In terms of substance, all Trump had to do was provide semi-cogent, somewhat accurate comments about public policy. Instead, he rambled through generalities and was caught flat-footed when Clinton repeatedly threw his own words at him.
All the pre-debate fuss about whether moderator Lester Holt would fact check the candidates presumed that they would be slick about dissembling. Trump was not. He noticeably stumbled when he claimed that Clinton has “been fighting ISIS her whole adult life,” even though ISIS didn’t exist prior to 2004. Trump also recycled long-debunked claims that he opposed the Iraq War before it started and that birtherism was started by the Clinton campaign.

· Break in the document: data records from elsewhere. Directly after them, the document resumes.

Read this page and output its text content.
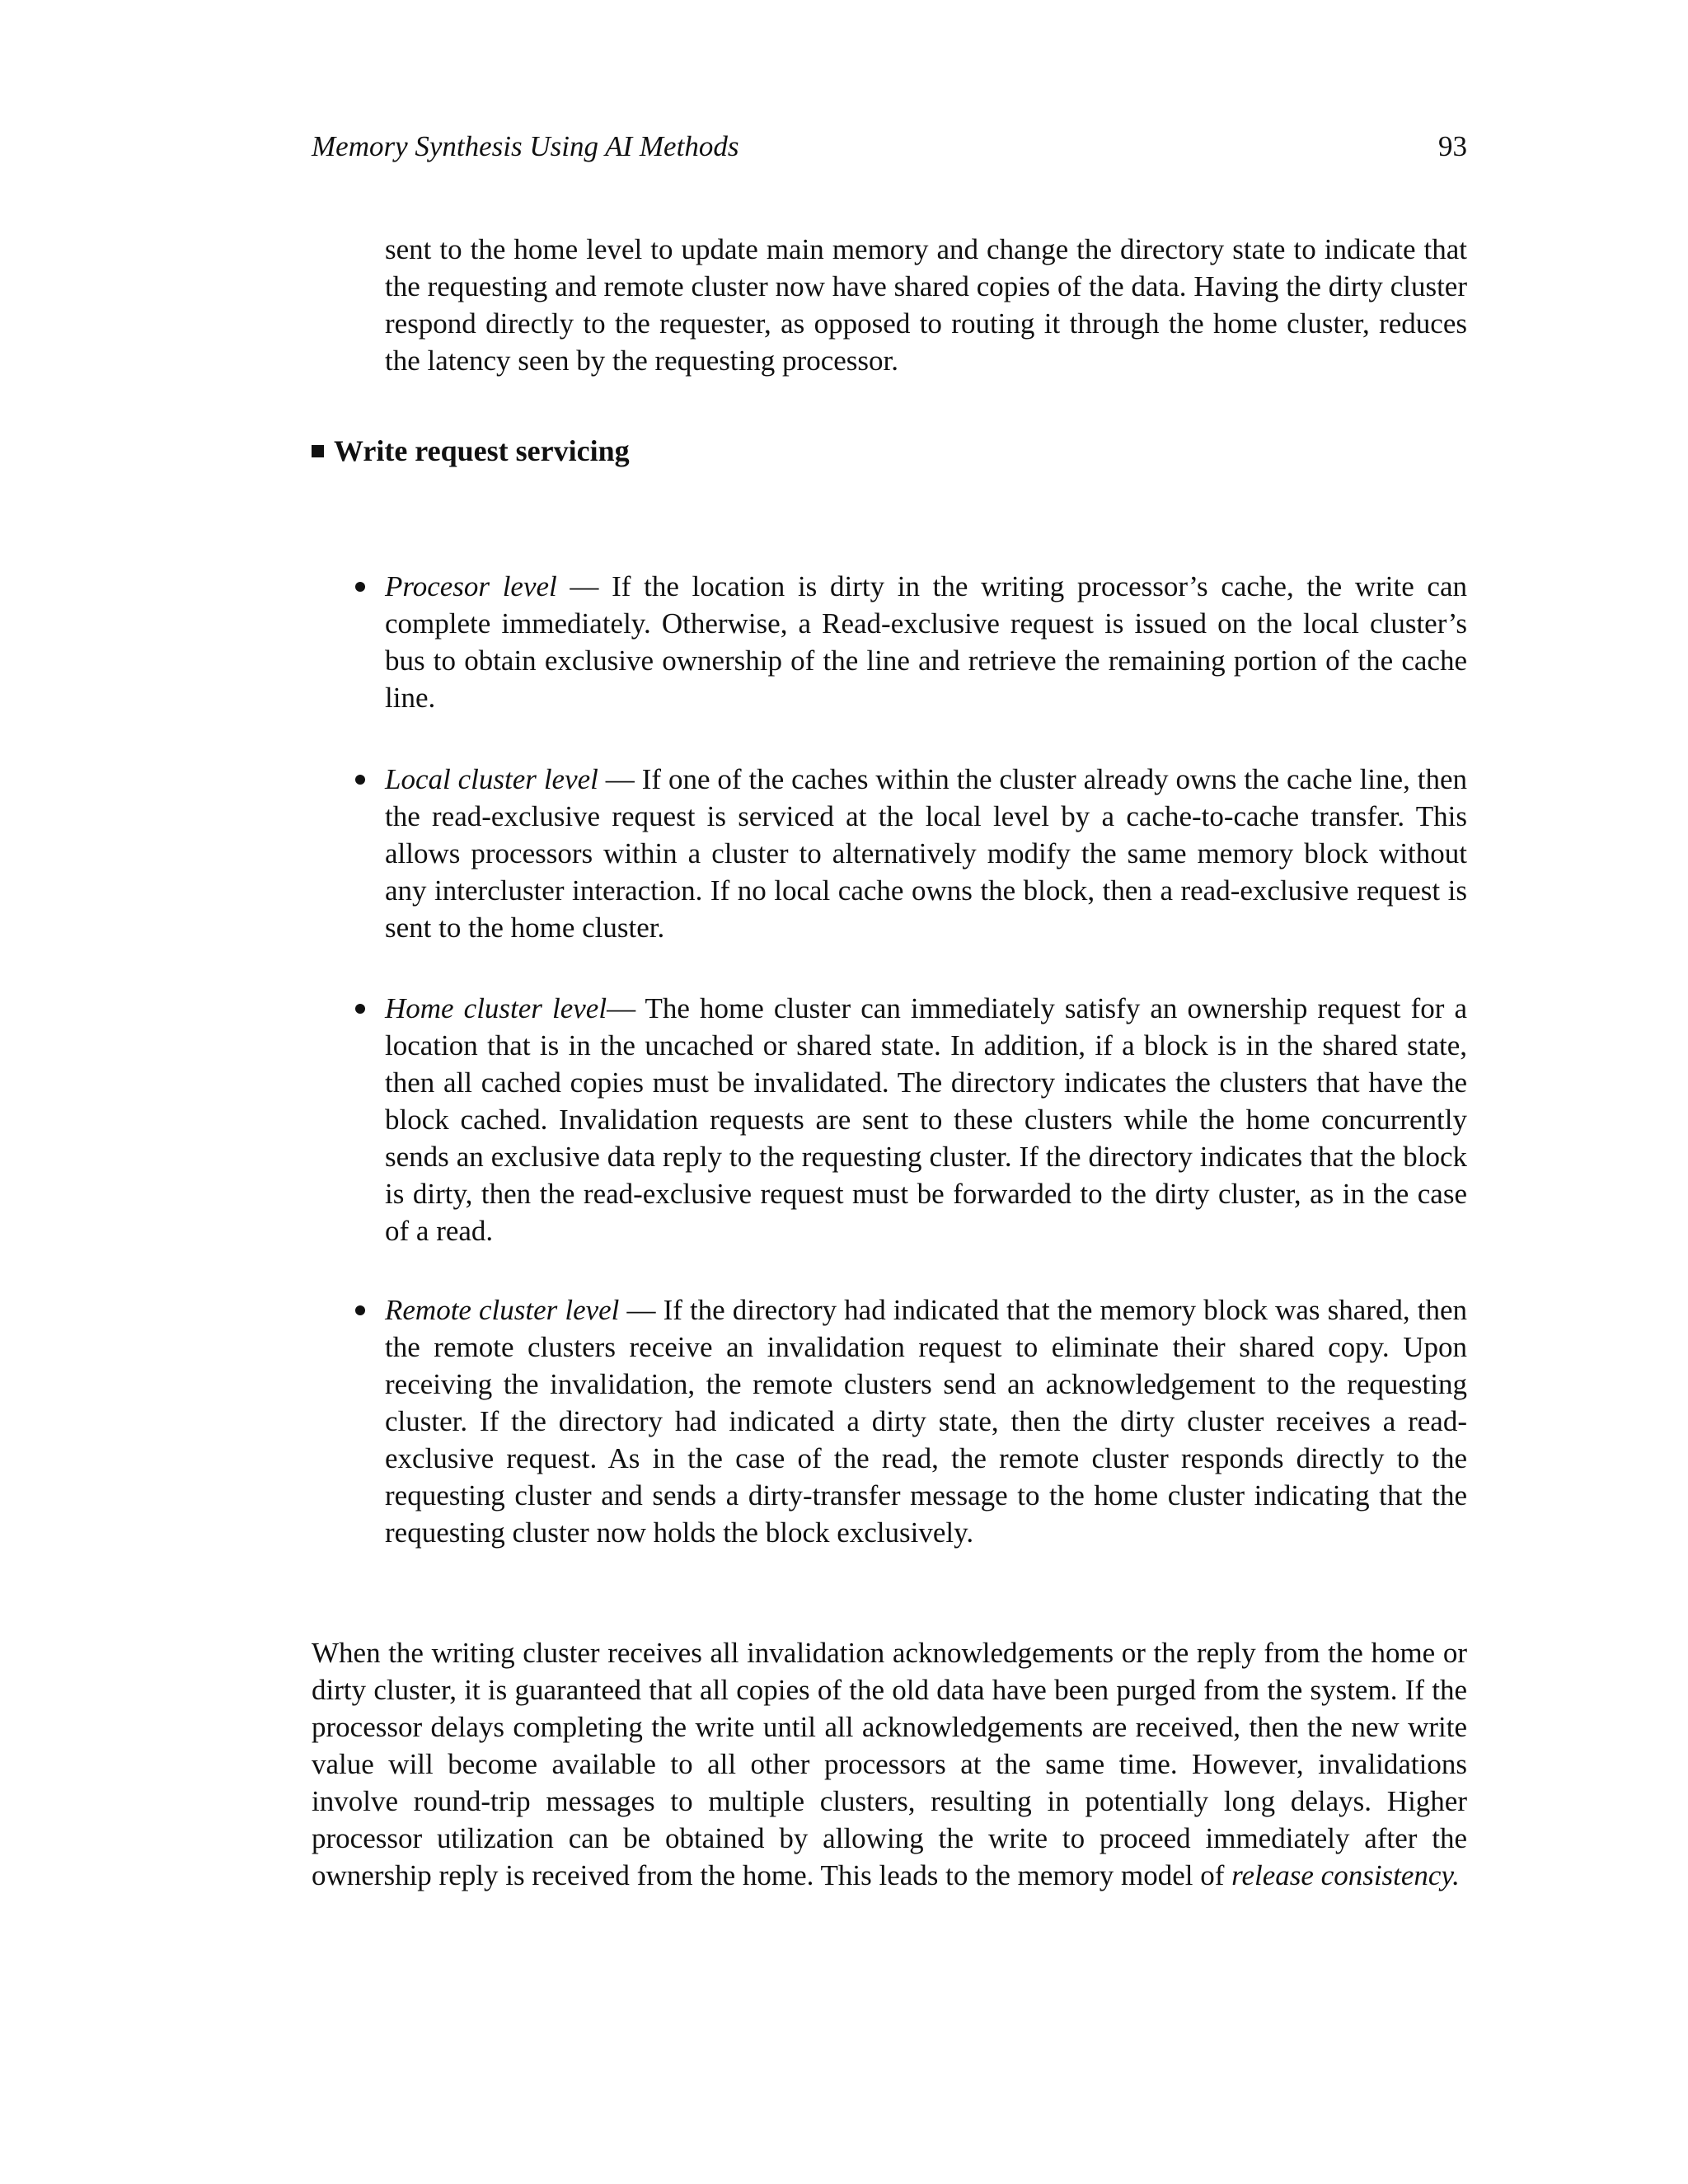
Memory Synthesis Using AI Methods	93

sent to the home level to update main memory and change the directory state to indicate that the requesting and remote cluster now have shared copies of the data. Having the dirty cluster respond directly to the requester, as opposed to routing it through the home cluster, reduces the latency seen by the requesting processor.

Write request servicing

Procesor level — If the location is dirty in the writing processor’s cache, the write can complete immediately. Otherwise, a Read-exclusive request is issued on the local cluster’s bus to obtain exclusive ownership of the line and retrieve the remaining portion of the cache line.

Local cluster level — If one of the caches within the cluster already owns the cache line, then the read-exclusive request is serviced at the local level by a cache-to-cache transfer. This allows processors within a cluster to alternatively modify the same memory block without any intercluster interaction. If no local cache owns the block, then a read-exclusive request is sent to the home cluster.

Home cluster level— The home cluster can immediately satisfy an ownership request for a location that is in the uncached or shared state. In addition, if a block is in the shared state, then all cached copies must be invalidated. The directory indicates the clusters that have the block cached. Invalidation requests are sent to these clusters while the home concurrently sends an exclusive data reply to the requesting cluster. If the directory indicates that the block is dirty, then the read-exclusive request must be forwarded to the dirty cluster, as in the case of a read.

Remote cluster level — If the directory had indicated that the memory block was shared, then the remote clusters receive an invalidation request to eliminate their shared copy. Upon receiving the invalidation, the remote clusters send an acknowledgement to the requesting cluster. If the directory had indicated a dirty state, then the dirty cluster receives a read-exclusive request. As in the case of the read, the remote cluster responds directly to the requesting cluster and sends a dirty-transfer message to the home cluster indicating that the requesting cluster now holds the block exclusively.

When the writing cluster receives all invalidation acknowledgements or the reply from the home or dirty cluster, it is guaranteed that all copies of the old data have been purged from the system. If the processor delays completing the write until all acknowledgements are received, then the new write value will become available to all other processors at the same time. However, invalidations involve round-trip messages to multiple clusters, resulting in potentially long delays. Higher processor utilization can be obtained by allowing the write to proceed immediately after the ownership reply is received from the home. This leads to the memory model of release consistency.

Trump also repeated the falsehood that he can’t release his tax returns because they’re under audit (he can), which opened it up for Clinton to speculate that, “First, maybe he’s not as rich as he says he is. Second, maybe he’s not as charitable as he claims to be… or maybe he doesn’t want the American people, all of you watching tonight, to know that he’s paid nothing in federal taxes.” He responded that not paying taxes “makes me smart.” Later in the debate, when confronted about his rooting for the housing crisis, Trump replied “that’s called business.”
Trump just wasn’t prepared for questions he knew would be asked, and it showed. His impressive insensitivity and flexibility with the truth has not hurt him much in the past. In fact, it’s a brand that resonates with millions of Americans. But Monday night, it played into Clinton’s framing of Trump as the unprepared student getting schooled.

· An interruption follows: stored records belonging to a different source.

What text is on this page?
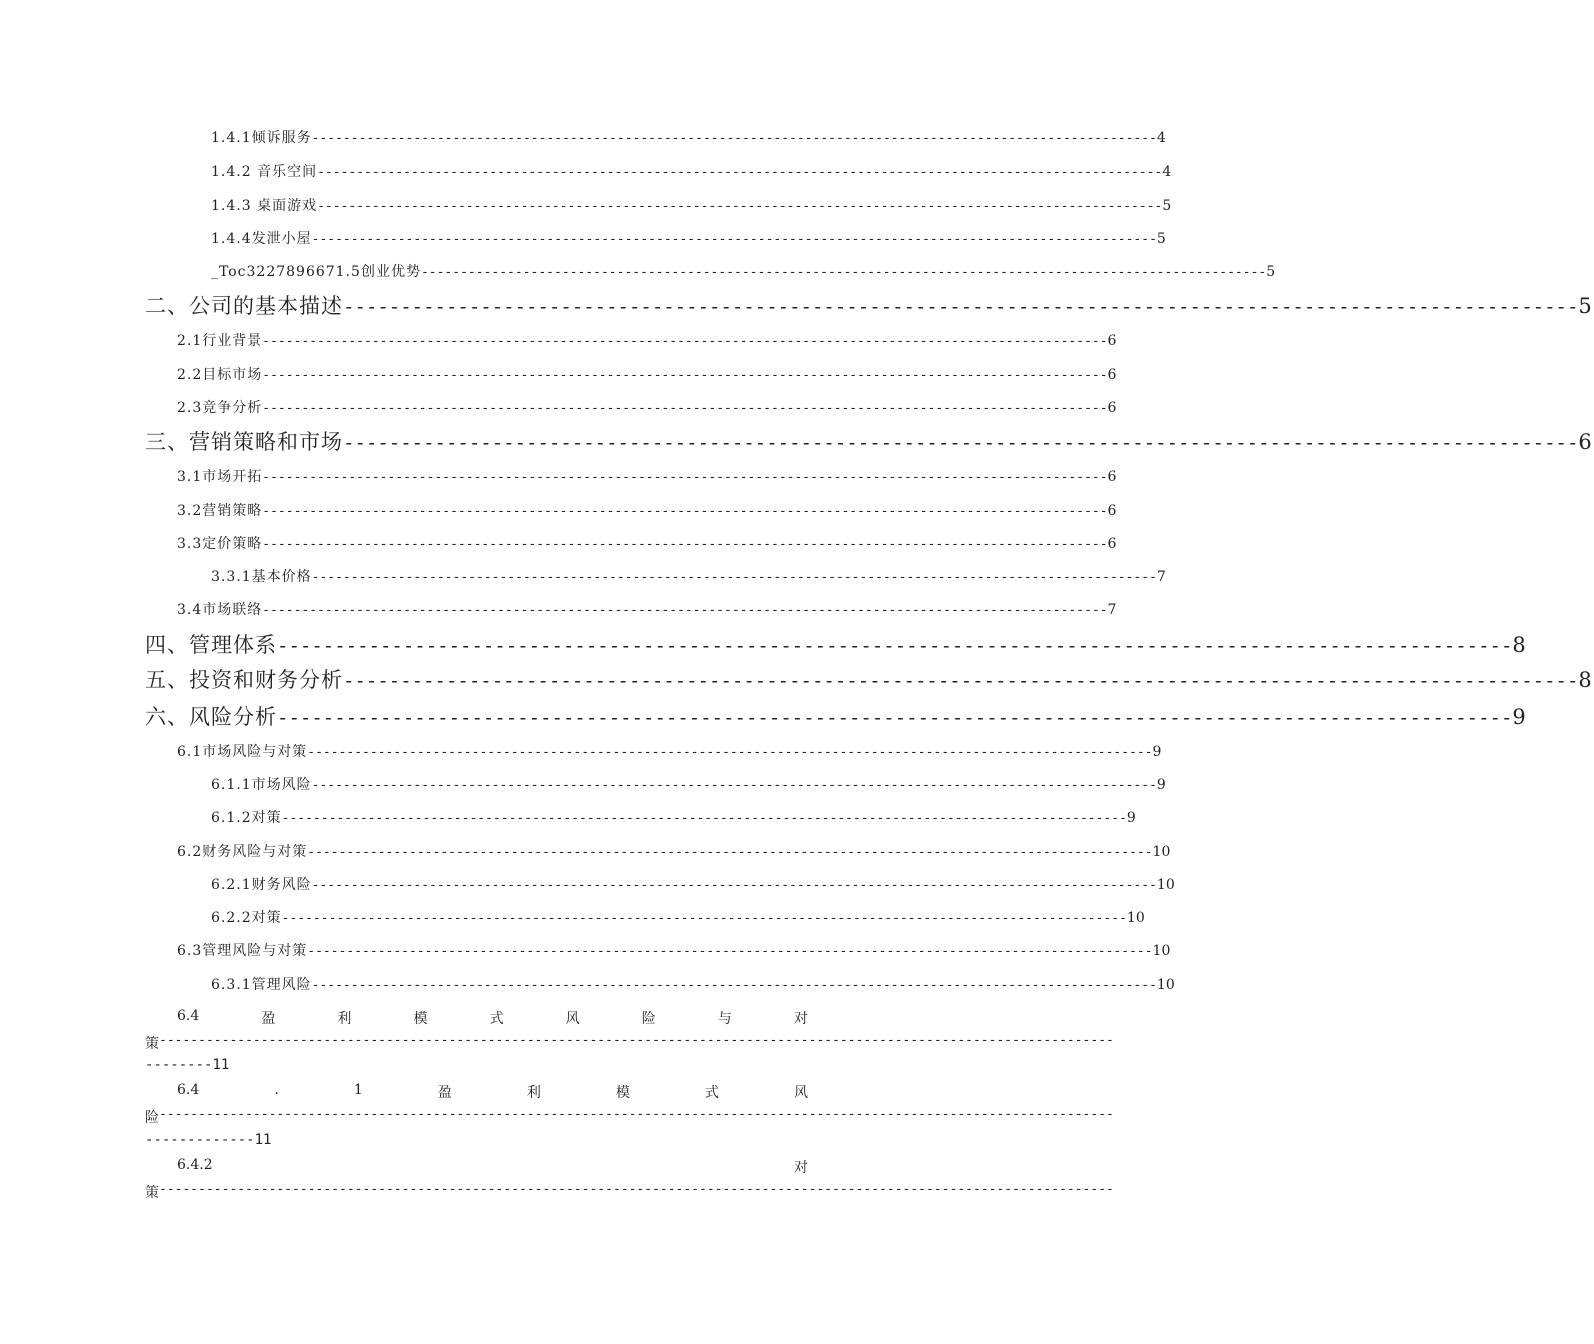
1.4.1倾诉服务 ------------------------------------------------------------------------------------------------------------ 4
1.4.2 音乐空间 ------------------------------------------------------------------------------------------------------------ 4
1.4.3 桌面游戏 ------------------------------------------------------------------------------------------------------------ 5
1.4.4发泄小屋 ------------------------------------------------------------------------------------------------------------ 5
_Toc3227896671.5创业优势 ------------------------------------------------------------------------------------------------------------ 5
二、公司的基本描述 ------------------------------------------------------------------------------------------------------------ 5
2.1行业背景 ------------------------------------------------------------------------------------------------------------ 6
2.2目标市场 ------------------------------------------------------------------------------------------------------------ 6
2.3竞争分析 ------------------------------------------------------------------------------------------------------------ 6
三、营销策略和市场 ------------------------------------------------------------------------------------------------------------ 6
3.1市场开拓 ------------------------------------------------------------------------------------------------------------ 6
3.2营销策略 ------------------------------------------------------------------------------------------------------------ 6
3.3定价策略 ------------------------------------------------------------------------------------------------------------ 6
3.3.1基本价格 ------------------------------------------------------------------------------------------------------------ 7
3.4市场联络 ------------------------------------------------------------------------------------------------------------ 7
四、管理体系 ------------------------------------------------------------------------------------------------------------ 8
五、投资和财务分析 ------------------------------------------------------------------------------------------------------------ 8
六、风险分析 ------------------------------------------------------------------------------------------------------------ 9
6.1市场风险与对策 ------------------------------------------------------------------------------------------------------------ 9
6.1.1市场风险 ------------------------------------------------------------------------------------------------------------ 9
6.1.2对策 ------------------------------------------------------------------------------------------------------------ 9
6.2财务风险与对策 ------------------------------------------------------------------------------------------------------------ 10
6.2.1财务风险 ------------------------------------------------------------------------------------------------------------ 10
6.2.2对策 ------------------------------------------------------------------------------------------------------------ 10
6.3管理风险与对策 ------------------------------------------------------------------------------------------------------------ 10
6.3.1管理风险 ------------------------------------------------------------------------------------------------------------ 10
6.4	盈	利	模	式	风	险	与	对
策 --------------------------------------------------------------------------------------------------------------------------
--------11
6.4	.	1	盈	利	模	式	风
险 --------------------------------------------------------------------------------------------------------------------------
-------------11
6.4.2	对
策 --------------------------------------------------------------------------------------------------------------------------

Trump blew a big opportunity Monday. In the last few weeks, he has almost caught up with Clinton in national polls and closed the gap in some key swing states. First debates matter because polls don’t move much after this, so barring an October surprise, this was Trump’s last big chance to boost his standing. Instead, Clinton is likely to get the bounce.
If I were a Trump supporter, I would be angry with my candidate. He had a low bar that could have easily been met with a little preparation. Trump has no one to blame but himself.